Saat aku harus ke dokter spesialis orthopedi, melakukan serangkaian pemeriksaan, hingga akhirnya kembali mengkonsumsi obat-obatan yang harganya lumayan mahal. Kedua orang tuaku sangat sedih, luka lama kembali mencuat. Pada saat kondisi perekonomian keluarga jatuh, bapakku sakit dan tidak bisa bekerja, ibu pun sering sakit-sakitan.
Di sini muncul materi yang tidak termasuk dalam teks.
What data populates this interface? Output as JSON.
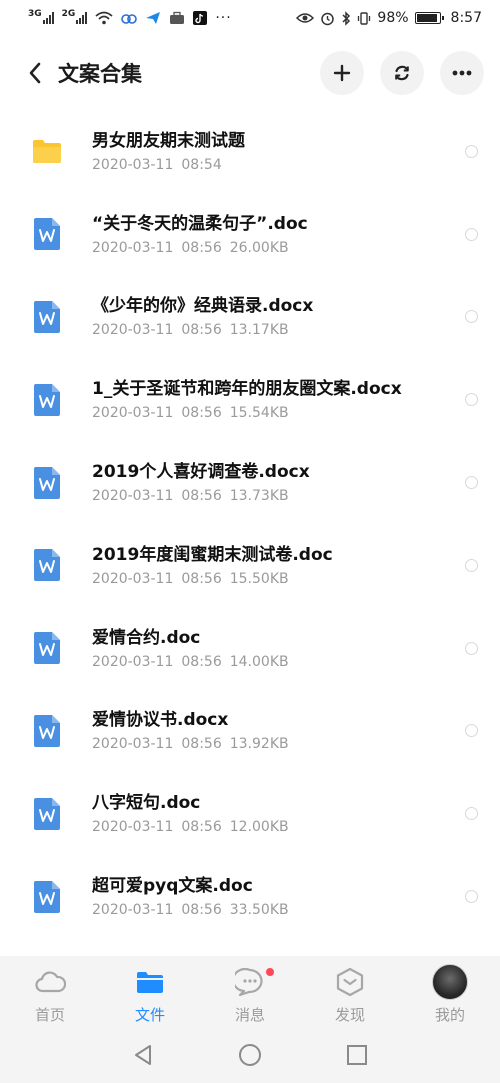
{
  "status_bar": {
    "sig1": "3G",
    "sig2": "2G",
    "battery_pct": "98%",
    "time": "8:57"
  },
  "header": {
    "title": "文案合集"
  },
  "files": [
    {
      "type": "folder",
      "name": "男女朋友期末测试题",
      "date": "2020-03-11",
      "time": "08:54",
      "size": ""
    },
    {
      "type": "doc",
      "name": "“关于冬天的温柔句子”.doc",
      "date": "2020-03-11",
      "time": "08:56",
      "size": "26.00KB"
    },
    {
      "type": "doc",
      "name": "《少年的你》经典语录.docx",
      "date": "2020-03-11",
      "time": "08:56",
      "size": "13.17KB"
    },
    {
      "type": "doc",
      "name": "1_关于圣诞节和跨年的朋友圈文案.docx",
      "date": "2020-03-11",
      "time": "08:56",
      "size": "15.54KB"
    },
    {
      "type": "doc",
      "name": "2019个人喜好调查卷.docx",
      "date": "2020-03-11",
      "time": "08:56",
      "size": "13.73KB"
    },
    {
      "type": "doc",
      "name": "2019年度闺蜜期末测试卷.doc",
      "date": "2020-03-11",
      "time": "08:56",
      "size": "15.50KB"
    },
    {
      "type": "doc",
      "name": "爱情合约.doc",
      "date": "2020-03-11",
      "time": "08:56",
      "size": "14.00KB"
    },
    {
      "type": "doc",
      "name": "爱情协议书.docx",
      "date": "2020-03-11",
      "time": "08:56",
      "size": "13.92KB"
    },
    {
      "type": "doc",
      "name": "八字短句.doc",
      "date": "2020-03-11",
      "time": "08:56",
      "size": "12.00KB"
    },
    {
      "type": "doc",
      "name": "超可爱pyq文案.doc",
      "date": "2020-03-11",
      "time": "08:56",
      "size": "33.50KB"
    }
  ],
  "tabs": [
    {
      "label": "首页",
      "icon": "cloud-icon",
      "active": false
    },
    {
      "label": "文件",
      "icon": "folder-icon",
      "active": true
    },
    {
      "label": "消息",
      "icon": "message-icon",
      "active": false,
      "badge": true
    },
    {
      "label": "发现",
      "icon": "discover-icon",
      "active": false
    },
    {
      "label": "我的",
      "icon": "avatar",
      "active": false
    }
  ],
  "colors": {
    "accent": "#1f8cff",
    "doc_icon": "#4a90e2",
    "folder": "#fbc531",
    "badge": "#ff4757"
  }
}
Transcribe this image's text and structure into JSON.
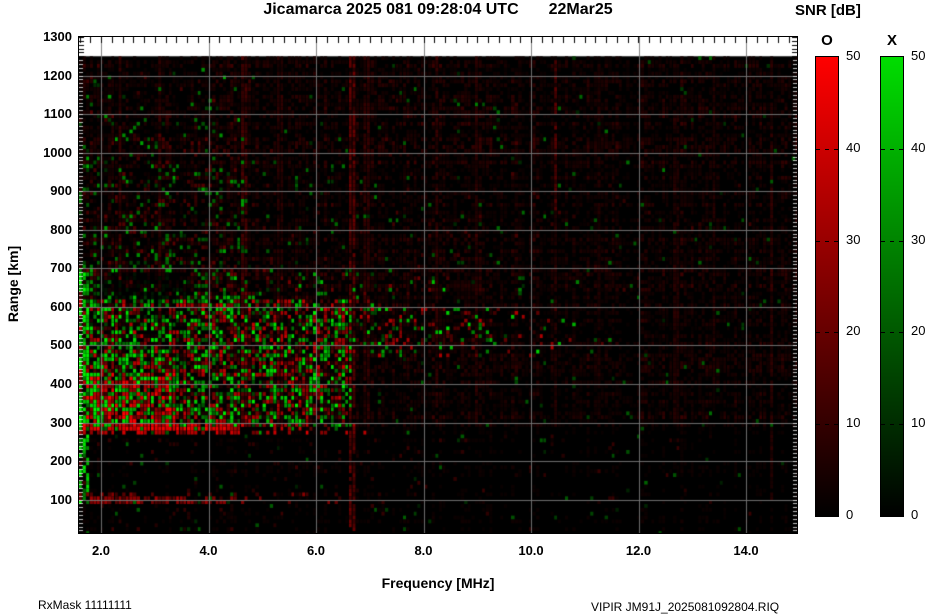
{
  "header": {
    "title_main": "Jicamarca 2025 081 09:28:04 UTC",
    "title_date": "22Mar25"
  },
  "footer": {
    "rx_mask": "RxMask 11111111",
    "file_id": "VIPIR  JM91J_2025081092804.RIQ"
  },
  "chart_data": {
    "type": "heatmap",
    "title": "Jicamarca 2025 081 09:28:04 UTC 22Mar25",
    "xlabel": "Frequency [MHz]",
    "ylabel": "Range [km]",
    "xlim": [
      1.59,
      15.0
    ],
    "ylim": [
      13,
      1300
    ],
    "x_tick_labels": [
      "2.0",
      "4.0",
      "6.0",
      "8.0",
      "10.0",
      "12.0",
      "14.0"
    ],
    "x_ticks": [
      2,
      4,
      6,
      8,
      10,
      12,
      14
    ],
    "y_tick_labels": [
      "1300",
      "1200",
      "1100",
      "1000",
      "900",
      "800",
      "700",
      "600",
      "500",
      "400",
      "300",
      "200",
      "100"
    ],
    "y_ticks": [
      1300,
      1200,
      1100,
      1000,
      900,
      800,
      700,
      600,
      500,
      400,
      300,
      200,
      100
    ],
    "minor_x_step_mhz": 0.2,
    "minor_y_step_km": 10,
    "data_top_km": 1250,
    "grid": true,
    "grid_color": "#787878",
    "background": "#000000",
    "no_data_color": "#ffffff",
    "colorbar": {
      "title": "SNR [dB]",
      "min": 0,
      "max": 50,
      "tick_labels": [
        "50",
        "40",
        "30",
        "20",
        "10",
        "0"
      ],
      "ticks": [
        50,
        40,
        30,
        20,
        10,
        0
      ],
      "modes": [
        {
          "label": "O",
          "color": "#ff0000"
        },
        {
          "label": "X",
          "color": "#00dd00"
        }
      ]
    },
    "seed": 1337,
    "echo_regions": [
      {
        "name": "diffuse-lowfreq-upper",
        "f0": 1.59,
        "f1": 4.8,
        "r0": 620,
        "r1": 1250,
        "pg": 0.16,
        "g0": 40,
        "g1": 170,
        "pr": 0.22,
        "c0": 25,
        "c1": 90,
        "fadeF": false,
        "fadeR": true
      },
      {
        "name": "diffuse-wide-upper",
        "f0": 1.59,
        "f1": 15,
        "r0": 620,
        "r1": 1250,
        "pg": 0.05,
        "g0": 30,
        "g1": 130,
        "pr": 0.1,
        "c0": 18,
        "c1": 70,
        "fadeF": true,
        "fadeR": true
      },
      {
        "name": "band-600-700",
        "f0": 1.59,
        "f1": 9.5,
        "r0": 595,
        "r1": 700,
        "pg": 0.22,
        "g0": 50,
        "g1": 200,
        "pr": 0.18,
        "c0": 30,
        "c1": 120,
        "fadeF": true,
        "fadeR": false
      },
      {
        "name": "main-echo",
        "f0": 1.59,
        "f1": 6.7,
        "r0": 285,
        "r1": 620,
        "pg": 0.4,
        "g0": 60,
        "g1": 240,
        "pr": 0.4,
        "c0": 40,
        "c1": 200,
        "fadeF": false,
        "fadeR": false
      },
      {
        "name": "bright-green-core",
        "f0": 1.59,
        "f1": 3.8,
        "r0": 290,
        "r1": 470,
        "pg": 0.5,
        "g0": 120,
        "g1": 255,
        "pr": 0.15,
        "c0": 40,
        "c1": 160,
        "fadeF": true,
        "fadeR": false
      },
      {
        "name": "red-blob",
        "f0": 1.75,
        "f1": 3.4,
        "r0": 300,
        "r1": 430,
        "pg": 0.12,
        "g0": 80,
        "g1": 200,
        "pr": 0.55,
        "c0": 120,
        "c1": 255,
        "fadeF": false,
        "fadeR": false
      },
      {
        "name": "left-edge-green",
        "f0": 1.59,
        "f1": 1.78,
        "r0": 90,
        "r1": 700,
        "pg": 0.6,
        "g0": 90,
        "g1": 255,
        "pr": 0.1,
        "c0": 30,
        "c1": 100,
        "fadeF": false,
        "fadeR": false
      },
      {
        "name": "echo-band-500km",
        "f0": 6.3,
        "f1": 11.0,
        "r0": 470,
        "r1": 600,
        "pg": 0.2,
        "g0": 60,
        "g1": 220,
        "pr": 0.3,
        "c0": 40,
        "c1": 180,
        "fadeF": true,
        "fadeR": false
      },
      {
        "name": "echo-band-extension",
        "f0": 10.4,
        "f1": 12.0,
        "r0": 480,
        "r1": 575,
        "pg": 0.1,
        "g0": 60,
        "g1": 180,
        "pr": 0.05,
        "c0": 30,
        "c1": 90,
        "fadeF": true,
        "fadeR": false
      },
      {
        "name": "cutoff-red-edge",
        "f0": 1.59,
        "f1": 7.4,
        "r0": 272,
        "r1": 302,
        "pg": 0.15,
        "g0": 60,
        "g1": 160,
        "pr": 0.8,
        "c0": 90,
        "c1": 230,
        "fadeF": true,
        "fadeR": false
      },
      {
        "name": "cutoff-red-line",
        "f0": 1.59,
        "f1": 4.6,
        "r0": 278,
        "r1": 294,
        "pg": 0.1,
        "g0": 60,
        "g1": 140,
        "pr": 0.95,
        "c0": 140,
        "c1": 255,
        "fadeF": false,
        "fadeR": false
      },
      {
        "name": "below-cutoff-sparse",
        "f0": 1.59,
        "f1": 15,
        "r0": 20,
        "r1": 272,
        "pg": 0.02,
        "g0": 25,
        "g1": 90,
        "pr": 0.05,
        "c0": 18,
        "c1": 60,
        "fadeF": true,
        "fadeR": false
      },
      {
        "name": "band-100km",
        "f0": 1.59,
        "f1": 7.0,
        "r0": 88,
        "r1": 118,
        "pg": 0.06,
        "g0": 40,
        "g1": 100,
        "pr": 0.5,
        "c0": 50,
        "c1": 150,
        "fadeF": true,
        "fadeR": false
      },
      {
        "name": "band-100km-core",
        "f0": 1.8,
        "f1": 4.5,
        "r0": 92,
        "r1": 112,
        "pg": 0.05,
        "g0": 40,
        "g1": 90,
        "pr": 0.6,
        "c0": 70,
        "c1": 170,
        "fadeF": false,
        "fadeR": false
      }
    ],
    "dark_regions": [
      {
        "name": "dark-wedge-650km",
        "f0": 2.0,
        "f1": 3.7,
        "r0": 615,
        "r1": 690,
        "p": 0.75
      }
    ],
    "interference_stripes": [
      {
        "mhz": 2.35,
        "w": 2,
        "amp": 45,
        "rlo": 285,
        "rhi": 1250
      },
      {
        "mhz": 3.1,
        "w": 2,
        "amp": 45,
        "rlo": 285,
        "rhi": 1250
      },
      {
        "mhz": 4.67,
        "w": 2,
        "amp": 60,
        "rlo": 285,
        "rhi": 1250
      },
      {
        "mhz": 5.35,
        "w": 1.5,
        "amp": 40,
        "rlo": 285,
        "rhi": 1250
      },
      {
        "mhz": 6.7,
        "w": 2.5,
        "amp": 85,
        "rlo": 14,
        "rhi": 1250
      },
      {
        "mhz": 6.95,
        "w": 1.5,
        "amp": 45,
        "rlo": 285,
        "rhi": 1250
      },
      {
        "mhz": 8.25,
        "w": 2,
        "amp": 50,
        "rlo": 285,
        "rhi": 1250
      },
      {
        "mhz": 9.0,
        "w": 1.5,
        "amp": 40,
        "rlo": 300,
        "rhi": 1250
      },
      {
        "mhz": 10.48,
        "w": 2,
        "amp": 75,
        "rlo": 850,
        "rhi": 1250
      },
      {
        "mhz": 10.48,
        "w": 1.5,
        "amp": 35,
        "rlo": 285,
        "rhi": 850
      },
      {
        "mhz": 11.3,
        "w": 1,
        "amp": 30,
        "rlo": 285,
        "rhi": 1250
      },
      {
        "mhz": 12.7,
        "w": 1.5,
        "amp": 35,
        "rlo": 285,
        "rhi": 1100
      },
      {
        "mhz": 13.4,
        "w": 1.5,
        "amp": 35,
        "rlo": 400,
        "rhi": 1250
      },
      {
        "mhz": 14.5,
        "w": 1.5,
        "amp": 40,
        "rlo": 100,
        "rhi": 1250
      }
    ]
  }
}
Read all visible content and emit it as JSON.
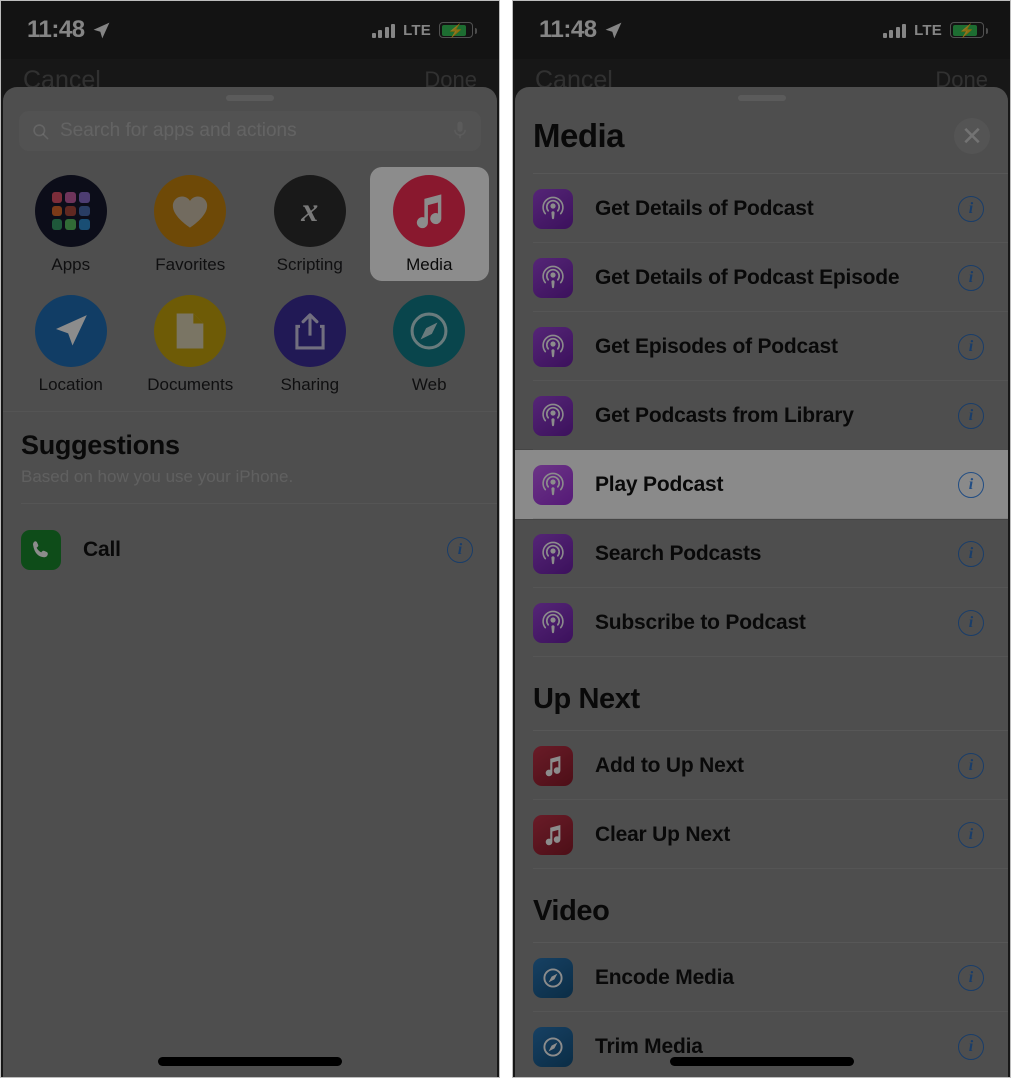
{
  "status_bar": {
    "time": "11:48",
    "location_icon": "location-arrow-icon",
    "carrier_tech": "LTE",
    "signal_icon": "cellular-bars-icon",
    "battery_icon": "battery-charging-icon"
  },
  "left_panel": {
    "underlying_nav": {
      "cancel_label": "Cancel",
      "done_label": "Done"
    },
    "search": {
      "placeholder": "Search for apps and actions",
      "value": "",
      "search_icon": "search-icon",
      "mic_icon": "microphone-icon"
    },
    "categories": [
      {
        "label": "Apps",
        "icon": "apps-grid-icon",
        "color": "#16182e",
        "selected": false
      },
      {
        "label": "Favorites",
        "icon": "heart-icon",
        "color": "#c8860d",
        "selected": false
      },
      {
        "label": "Scripting",
        "icon": "x-variable-icon",
        "color": "#2f2f2f",
        "selected": false
      },
      {
        "label": "Media",
        "icon": "music-note-icon",
        "color": "#fa2d55",
        "selected": true
      },
      {
        "label": "Location",
        "icon": "navigation-arrow-icon",
        "color": "#1f6fb8",
        "selected": false
      },
      {
        "label": "Documents",
        "icon": "document-icon",
        "color": "#c9a70c",
        "selected": false
      },
      {
        "label": "Sharing",
        "icon": "share-up-icon",
        "color": "#3d2f9c",
        "selected": false
      },
      {
        "label": "Web",
        "icon": "compass-safari-icon",
        "color": "#127f8a",
        "selected": false
      }
    ],
    "suggestions": {
      "title": "Suggestions",
      "subtitle": "Based on how you use your iPhone.",
      "items": [
        {
          "label": "Call",
          "icon": "phone-icon",
          "color": "#1a8a2e",
          "info_icon": "info-icon"
        }
      ]
    }
  },
  "right_panel": {
    "title": "Media",
    "close_icon": "close-icon",
    "sections": [
      {
        "heading": "",
        "items": [
          {
            "label": "Get Details of Podcast",
            "icon": "podcast-icon",
            "color": "#7b2fb5",
            "info_icon": "info-icon",
            "highlighted": false
          },
          {
            "label": "Get Details of Podcast Episode",
            "icon": "podcast-icon",
            "color": "#7b2fb5",
            "info_icon": "info-icon",
            "highlighted": false
          },
          {
            "label": "Get Episodes of Podcast",
            "icon": "podcast-icon",
            "color": "#7b2fb5",
            "info_icon": "info-icon",
            "highlighted": false
          },
          {
            "label": "Get Podcasts from Library",
            "icon": "podcast-icon",
            "color": "#7b2fb5",
            "info_icon": "info-icon",
            "highlighted": false
          },
          {
            "label": "Play Podcast",
            "icon": "podcast-icon",
            "color": "#b249e8",
            "info_icon": "info-icon",
            "highlighted": true
          },
          {
            "label": "Search Podcasts",
            "icon": "podcast-icon",
            "color": "#7b2fb5",
            "info_icon": "info-icon",
            "highlighted": false
          },
          {
            "label": "Subscribe to Podcast",
            "icon": "podcast-icon",
            "color": "#7b2fb5",
            "info_icon": "info-icon",
            "highlighted": false
          }
        ]
      },
      {
        "heading": "Up Next",
        "items": [
          {
            "label": "Add to Up Next",
            "icon": "music-note-icon",
            "color": "#9e2233",
            "info_icon": "info-icon",
            "highlighted": false
          },
          {
            "label": "Clear Up Next",
            "icon": "music-note-icon",
            "color": "#9e2233",
            "info_icon": "info-icon",
            "highlighted": false
          }
        ]
      },
      {
        "heading": "Video",
        "items": [
          {
            "label": "Encode Media",
            "icon": "gauge-icon",
            "color": "#1b5e96",
            "info_icon": "info-icon",
            "highlighted": false
          },
          {
            "label": "Trim Media",
            "icon": "gauge-icon",
            "color": "#1b5e96",
            "info_icon": "info-icon",
            "highlighted": false
          }
        ]
      }
    ]
  },
  "colors": {
    "accent_blue": "#007AFF",
    "media_pink": "#FA2D55",
    "podcast_purple": "#7B2FB5",
    "sheet_bg": "#8E8E8E",
    "dim_overlay": "rgba(0,0,0,0.45)"
  }
}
Tapi,, aku merasa inilah jalan hidupku. Menjelang usiaku yang ke 17 tahun saat hidayah itu datang  aku memang banyak berubah menjadi lebih dewasa dalam menyikapi permasalahan hidup. Aku lebih tenang ketika hasil hasil laboratorium menyatakan bahwa penyakit itu sudah tidak lagi menyarang ditubuhku. Aku sudah sehat, Insya Alloh. Hanya rasa sakit yang mungkin akan selalu terasa jika kelelahan. Akibat punggung yang agak membengkok. Alhamdulillah,,,
Kini aku sudah berubah,,, menjadi diriku yang baru…. Lihatlah aku…
Kini ku sadar, Alloh SWT sangat Menyayangiku. Dan akulah orang terpilih yang harus menjalani cobaan berat ini. belum tentu mereka bisa melaluinya. Aku merasa Alloh langsung mentarbiyahku dengan memberikan ketenangan dan rasa optimis dalam hatiku, Membimbingku, hingga aku menemukan jalan hidayah itu dan bisa menguasai diriku. Semoga aku bisa sabar dan ikhlas saat sakit itu terasa dan rasa sakit sejak aku bayi, sehingga semua ini bisa meluruhkan dosa-dosaku, aamiin…
Kini ku mulai mengerti makna keikhlasan, rasa syukur, dan kesabaran….
Jadikanlah rasa sakit sebagai pengingat dan teguran, bahwa kematian itu pasti datang. Maka teruslah berkarya dan perbaiki hidup dengan terus belajar mengkaji ayat-ayatnya. Inilah jawaban bahwa manusia tidak bisa memvonis kehidupan seseorang, hanya Alloh yang Berkuasa.

“Allohumma ‘aafiniy fii badaniy, Allohumma ‘aafiniy fii sam’iy, Allohumma  ‘aafiniy fii bashoriy.”